We must bear a few things in mind when assessing whether something is a supply constraint and how it might play out.

Firstly, and as we have said before, simultaneous increases in prices and volumes for some goods and services are not necessarily evidence of strong overall demand. We could be dealing with an ‘other fruit’ problem, where supply shocks affecting some goods and services displace demand elsewhere.

Another thing to be aware of is that some economic relationships are nonlinear and others can shift. The RBA knows this: it has long recognised that the Phillips Curve is indeed a curve, not a straight line. It has also, commendably, recognised that the unemployment rate consistent with the full employment concept in its mandate can shift. 

There are other labour market phenomena that we should recognise are nonlinear, or shifting, or some combination of the two. As discussed in a recent note (PDF 436KB), Fed Governor Waller and others at the Federal Reserve have argued that theory would suggest that when job vacancies are high enough, they can fall back to more usual levels without unemployment rising much. The relationship between the two variables is nonlinear.

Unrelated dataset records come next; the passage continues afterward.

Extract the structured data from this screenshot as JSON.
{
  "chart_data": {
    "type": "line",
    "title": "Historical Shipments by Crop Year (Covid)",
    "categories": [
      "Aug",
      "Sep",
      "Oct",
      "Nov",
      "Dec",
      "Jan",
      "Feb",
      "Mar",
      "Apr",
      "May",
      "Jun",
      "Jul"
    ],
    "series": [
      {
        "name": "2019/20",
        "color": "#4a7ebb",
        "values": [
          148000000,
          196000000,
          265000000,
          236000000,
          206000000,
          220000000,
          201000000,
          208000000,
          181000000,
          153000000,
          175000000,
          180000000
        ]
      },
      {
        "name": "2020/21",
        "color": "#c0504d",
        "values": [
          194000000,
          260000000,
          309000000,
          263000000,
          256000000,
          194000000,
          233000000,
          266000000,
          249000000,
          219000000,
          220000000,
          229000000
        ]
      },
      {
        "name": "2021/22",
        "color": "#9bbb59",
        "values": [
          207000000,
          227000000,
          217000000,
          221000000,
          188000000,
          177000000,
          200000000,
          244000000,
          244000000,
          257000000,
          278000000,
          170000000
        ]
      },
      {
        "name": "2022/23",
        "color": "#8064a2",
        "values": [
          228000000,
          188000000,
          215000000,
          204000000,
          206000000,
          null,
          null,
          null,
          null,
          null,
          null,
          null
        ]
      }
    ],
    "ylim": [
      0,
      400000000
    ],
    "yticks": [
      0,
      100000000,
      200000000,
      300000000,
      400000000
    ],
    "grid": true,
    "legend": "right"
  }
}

Subsequent events, including in other countries, have supported Waller’s thesis. For some countries, like the Netherlands, the high vacancy rate was in line with the normal nonlinear relationship, and it could reverse without unemployment rising by much. For others, like the United States, United Kingdom – and possibly Australia – there was a bit more going on. But that ‘bit more’ was a pandemic-related shock to labour supply. As the shock faded and participation recovered, the historical relationship re-asserted itself.

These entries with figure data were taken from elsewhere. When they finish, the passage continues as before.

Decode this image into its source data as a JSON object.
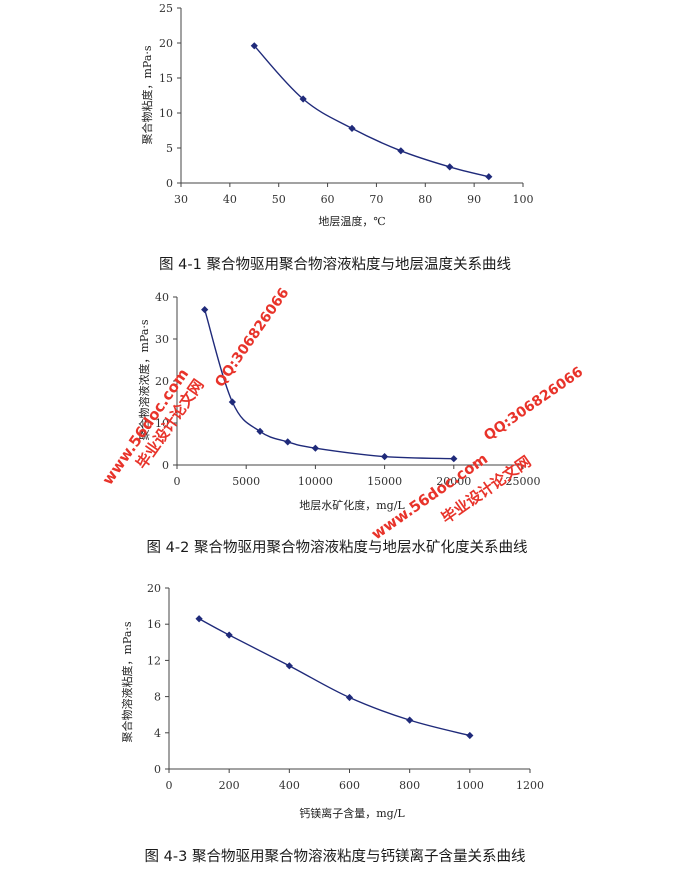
{
  "chart_data": [
    {
      "type": "line",
      "caption": "图 4-1 聚合物驱用聚合物溶液粘度与地层温度关系曲线",
      "xlabel": "地层温度，℃",
      "ylabel": "聚合物粘度，mPa·s",
      "xlim": [
        30,
        100
      ],
      "ylim": [
        0,
        25
      ],
      "xticks": [
        30,
        40,
        50,
        60,
        70,
        80,
        90,
        100
      ],
      "yticks": [
        0,
        5,
        10,
        15,
        20,
        25
      ],
      "grid": false,
      "marker": "diamond",
      "line_color": "#1f2a7a",
      "series": [
        {
          "x": [
            45,
            55,
            65,
            75,
            85,
            93
          ],
          "y": [
            19.6,
            12.0,
            7.8,
            4.6,
            2.3,
            0.9
          ]
        }
      ]
    },
    {
      "type": "line",
      "caption": "图 4-2 聚合物驱用聚合物溶液粘度与地层水矿化度关系曲线",
      "xlabel": "地层水矿化度，mg/L",
      "ylabel": "聚合物溶液浓度，mPa·s",
      "xlim": [
        0,
        25000
      ],
      "ylim": [
        0,
        40
      ],
      "xticks": [
        0,
        5000,
        10000,
        15000,
        20000,
        25000
      ],
      "yticks": [
        0,
        10,
        20,
        30,
        40
      ],
      "grid": false,
      "marker": "diamond",
      "line_color": "#1f2a7a",
      "series": [
        {
          "x": [
            2000,
            4000,
            6000,
            8000,
            10000,
            15000,
            20000
          ],
          "y": [
            37,
            15,
            8,
            5.5,
            4,
            2,
            1.5
          ]
        }
      ]
    },
    {
      "type": "line",
      "caption": "图 4-3 聚合物驱用聚合物溶液粘度与钙镁离子含量关系曲线",
      "xlabel": "钙镁离子含量，mg/L",
      "ylabel": "聚合物溶液粘度，mPa·s",
      "xlim": [
        0,
        1200
      ],
      "ylim": [
        0,
        20
      ],
      "xticks": [
        0,
        200,
        400,
        600,
        800,
        1000,
        1200
      ],
      "yticks": [
        0,
        4,
        8,
        12,
        16,
        20
      ],
      "grid": false,
      "marker": "diamond",
      "line_color": "#1f2a7a",
      "series": [
        {
          "x": [
            100,
            200,
            400,
            600,
            800,
            1000
          ],
          "y": [
            16.6,
            14.8,
            11.4,
            7.9,
            5.4,
            3.7
          ]
        }
      ]
    }
  ],
  "watermark": {
    "site": "www.56doc.com",
    "qq": "QQ:306826066",
    "name": "毕业设计论文网",
    "color": "#e8332a"
  }
}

There is a deeper question about why labour supply took a long time to come back in those countries, but not others, even after social distancing restrictions were removed. Indeed, in the United Kingdom it is going in the wrong direction again. In Australia, at least, the constraint was more about the borders than about participation. This means that we can reasonably conclude that this supply shock, to the extent it was relevant, has been fading of its own accord. 

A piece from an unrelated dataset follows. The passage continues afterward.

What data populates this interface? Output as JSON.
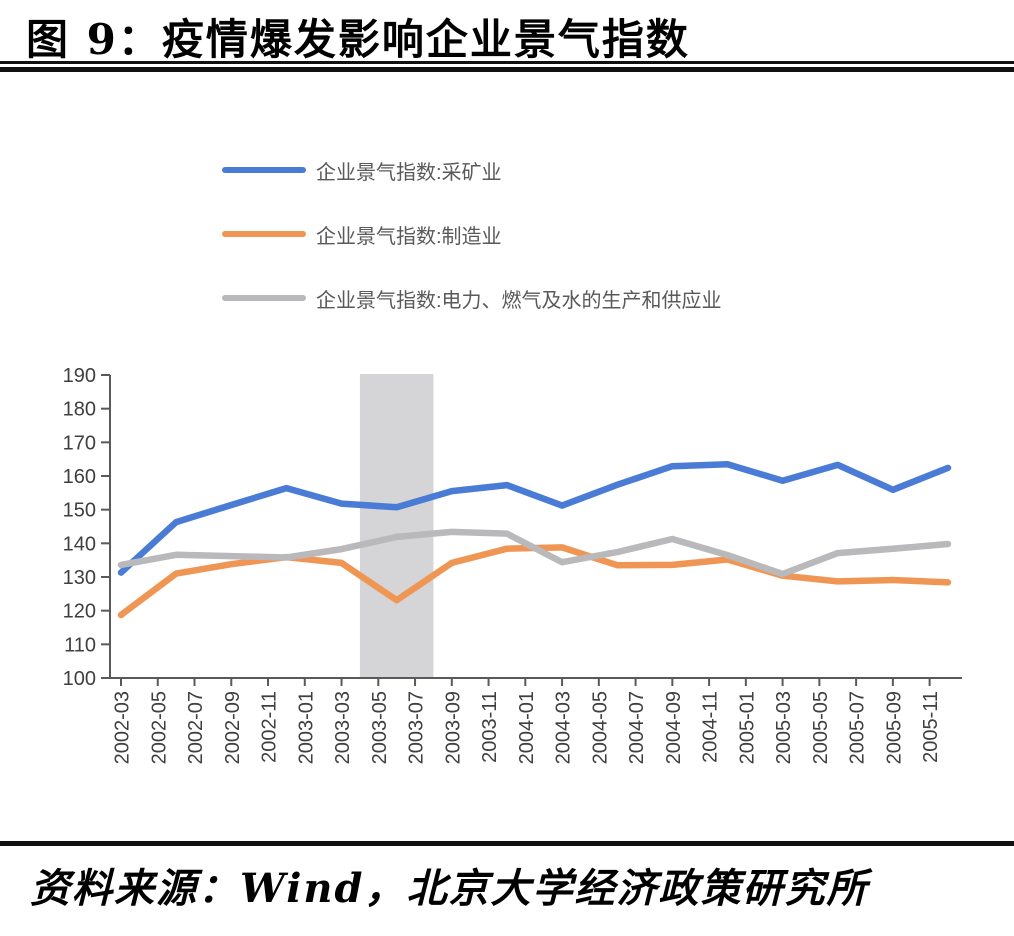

Of course, there might still be other supply constraints at play in Australia. Some supply shocks might persist, while others unwind without help from monetary policy. However, policymakers might not recognise that the shock will not persist. And even if they do, policymakers might still conclude – rightly or wrongly – that demand needs to be reduced to meet it.

It would be good to know what the RBA is assuming about supply constraints, their causes, and their likely persistence. Newish Deputy Governor Hauser mentioned the need to do more work on supply issues during the Q&A to his recent speech. Hopefully the post-Review changes will direct more resources into such activity than was previously available. 

Which wolf should we feed? More importantly, which wolf is the RBA feeding?